The south fork of Beargrass Creek runs through the neighborhood. Historically, flooding was not a serious problem, but due to heavy development and the changing nature of the watershed, the creek began to flood in areas where it had not before. After flooding in the early 1960s did hundreds of thousands of dollars in damage to the neighborhood, the Army Corps of Engineers rerouted the creek between Bashford Manor Lane and Bardstown Road in 1966.

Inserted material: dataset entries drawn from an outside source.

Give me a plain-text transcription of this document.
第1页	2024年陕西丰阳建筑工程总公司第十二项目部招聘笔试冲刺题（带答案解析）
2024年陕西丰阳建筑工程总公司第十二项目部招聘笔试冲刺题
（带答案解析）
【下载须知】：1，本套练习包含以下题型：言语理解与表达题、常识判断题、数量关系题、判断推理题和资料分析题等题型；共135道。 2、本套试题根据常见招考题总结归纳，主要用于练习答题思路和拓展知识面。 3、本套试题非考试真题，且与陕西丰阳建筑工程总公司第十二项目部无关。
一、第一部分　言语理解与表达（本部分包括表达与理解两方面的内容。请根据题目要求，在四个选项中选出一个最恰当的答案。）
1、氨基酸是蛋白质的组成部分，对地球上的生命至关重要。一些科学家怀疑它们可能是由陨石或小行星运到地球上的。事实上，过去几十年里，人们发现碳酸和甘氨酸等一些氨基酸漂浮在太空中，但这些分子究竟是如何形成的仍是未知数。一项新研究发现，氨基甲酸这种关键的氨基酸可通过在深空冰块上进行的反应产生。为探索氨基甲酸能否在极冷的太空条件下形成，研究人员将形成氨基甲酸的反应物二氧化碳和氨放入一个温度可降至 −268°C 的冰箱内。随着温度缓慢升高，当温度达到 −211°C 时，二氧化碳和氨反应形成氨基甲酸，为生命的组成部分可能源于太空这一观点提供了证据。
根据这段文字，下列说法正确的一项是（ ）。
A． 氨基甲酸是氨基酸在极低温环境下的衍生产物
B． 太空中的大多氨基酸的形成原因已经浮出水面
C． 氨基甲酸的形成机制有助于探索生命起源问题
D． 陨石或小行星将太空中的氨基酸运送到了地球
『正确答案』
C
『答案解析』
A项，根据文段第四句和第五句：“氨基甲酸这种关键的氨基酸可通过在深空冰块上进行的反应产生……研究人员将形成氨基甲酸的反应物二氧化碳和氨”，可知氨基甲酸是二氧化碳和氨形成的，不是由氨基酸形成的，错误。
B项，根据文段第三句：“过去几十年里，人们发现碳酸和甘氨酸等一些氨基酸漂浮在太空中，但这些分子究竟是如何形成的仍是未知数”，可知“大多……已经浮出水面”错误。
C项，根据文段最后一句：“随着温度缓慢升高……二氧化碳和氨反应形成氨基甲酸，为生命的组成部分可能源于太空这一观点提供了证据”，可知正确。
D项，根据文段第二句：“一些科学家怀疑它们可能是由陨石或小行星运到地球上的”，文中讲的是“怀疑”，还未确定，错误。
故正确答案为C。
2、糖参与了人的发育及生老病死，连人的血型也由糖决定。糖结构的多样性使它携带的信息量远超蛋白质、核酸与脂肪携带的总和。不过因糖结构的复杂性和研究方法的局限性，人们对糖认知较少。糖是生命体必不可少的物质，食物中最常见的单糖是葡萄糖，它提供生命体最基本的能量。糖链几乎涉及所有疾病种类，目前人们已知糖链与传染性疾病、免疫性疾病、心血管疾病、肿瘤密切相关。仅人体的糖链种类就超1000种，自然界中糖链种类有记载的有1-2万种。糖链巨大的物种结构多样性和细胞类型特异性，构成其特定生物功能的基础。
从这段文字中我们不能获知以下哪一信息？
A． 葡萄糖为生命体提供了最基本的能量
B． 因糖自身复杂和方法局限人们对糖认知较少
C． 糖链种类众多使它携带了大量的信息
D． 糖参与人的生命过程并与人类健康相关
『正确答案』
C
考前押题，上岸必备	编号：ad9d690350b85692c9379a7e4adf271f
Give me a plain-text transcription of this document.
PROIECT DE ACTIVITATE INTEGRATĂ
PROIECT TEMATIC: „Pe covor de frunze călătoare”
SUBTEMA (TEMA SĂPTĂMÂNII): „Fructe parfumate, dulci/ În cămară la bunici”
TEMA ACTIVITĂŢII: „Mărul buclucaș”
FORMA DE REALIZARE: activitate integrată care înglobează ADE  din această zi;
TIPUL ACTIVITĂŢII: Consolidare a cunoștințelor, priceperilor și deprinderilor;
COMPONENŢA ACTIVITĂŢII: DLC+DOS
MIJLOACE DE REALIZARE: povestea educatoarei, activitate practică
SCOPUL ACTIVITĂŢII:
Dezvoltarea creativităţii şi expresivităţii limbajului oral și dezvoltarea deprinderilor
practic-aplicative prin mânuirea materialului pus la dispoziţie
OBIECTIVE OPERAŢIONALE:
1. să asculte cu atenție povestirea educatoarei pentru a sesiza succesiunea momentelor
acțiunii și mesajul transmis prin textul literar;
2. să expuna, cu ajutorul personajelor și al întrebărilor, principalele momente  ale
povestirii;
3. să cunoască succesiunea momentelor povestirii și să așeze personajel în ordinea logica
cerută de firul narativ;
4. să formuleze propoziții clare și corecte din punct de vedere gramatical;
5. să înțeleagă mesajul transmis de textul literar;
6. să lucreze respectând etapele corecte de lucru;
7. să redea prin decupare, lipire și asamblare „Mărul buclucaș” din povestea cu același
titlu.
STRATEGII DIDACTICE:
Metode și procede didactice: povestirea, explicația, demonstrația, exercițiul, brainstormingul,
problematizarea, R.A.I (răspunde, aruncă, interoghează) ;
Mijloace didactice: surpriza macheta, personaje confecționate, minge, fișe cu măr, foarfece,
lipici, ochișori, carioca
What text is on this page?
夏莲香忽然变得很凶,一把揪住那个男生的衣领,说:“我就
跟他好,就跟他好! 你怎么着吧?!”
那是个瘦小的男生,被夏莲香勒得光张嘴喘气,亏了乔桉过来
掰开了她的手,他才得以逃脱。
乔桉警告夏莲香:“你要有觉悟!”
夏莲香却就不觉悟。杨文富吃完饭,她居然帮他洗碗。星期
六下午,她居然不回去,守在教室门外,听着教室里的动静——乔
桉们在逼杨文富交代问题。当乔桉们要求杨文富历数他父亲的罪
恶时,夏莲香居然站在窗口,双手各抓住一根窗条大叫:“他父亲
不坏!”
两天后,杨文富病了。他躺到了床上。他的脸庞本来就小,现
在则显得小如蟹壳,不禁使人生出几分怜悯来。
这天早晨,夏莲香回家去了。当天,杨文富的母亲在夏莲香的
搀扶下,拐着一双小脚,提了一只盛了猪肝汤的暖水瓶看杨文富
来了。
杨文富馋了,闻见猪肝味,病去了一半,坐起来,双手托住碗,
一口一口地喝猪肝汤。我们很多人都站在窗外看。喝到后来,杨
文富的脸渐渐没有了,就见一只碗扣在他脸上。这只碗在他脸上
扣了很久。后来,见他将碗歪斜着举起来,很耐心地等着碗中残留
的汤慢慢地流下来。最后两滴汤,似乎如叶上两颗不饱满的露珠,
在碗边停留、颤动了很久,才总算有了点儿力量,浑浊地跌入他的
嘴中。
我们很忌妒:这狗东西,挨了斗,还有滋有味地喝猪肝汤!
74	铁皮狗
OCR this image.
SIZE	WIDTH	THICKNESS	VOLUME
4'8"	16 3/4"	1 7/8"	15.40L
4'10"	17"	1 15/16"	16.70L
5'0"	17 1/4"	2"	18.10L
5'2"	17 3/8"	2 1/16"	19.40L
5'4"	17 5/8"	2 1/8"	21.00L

=== Annexation movement ===
Atherton High School has been located in the neighborhood since the 1960s. The neighborhood's proximity to the school was a draw for families that moved to the neighborhood after subdivision. At a time when the Louisville and Jefferson County Boards of Education had not yet merged, a unique agreement allowed parents in the neighborhood to send their children to the nearby city school while technically living in the county school district, as the neighborhood had not been annexed by Louisville.

In 1969, due to rising attendance, this agreement was revoked, which led to an unprecedented and unusual grassroots lobbying effort by residents to have the area annexed by the city. The housewife lobbyists, known as the "Dames of Dundee", went to Frankfort and offered baked goods to legislators on a daily basis. They were eventually successful in getting an annexation referendum on the ballot in the November 1970 election, which succeeded, but the law was struck down by the Kentucky Court of Appeals in 1971. By this time, the lobbyists leader, Gerta Bendl, had been elected to the Louisville Board of Aldermen, and finally succeeded in allowing residents of Hayfield Dundee and surrounding neighborhoods to attend Atherton in 1973.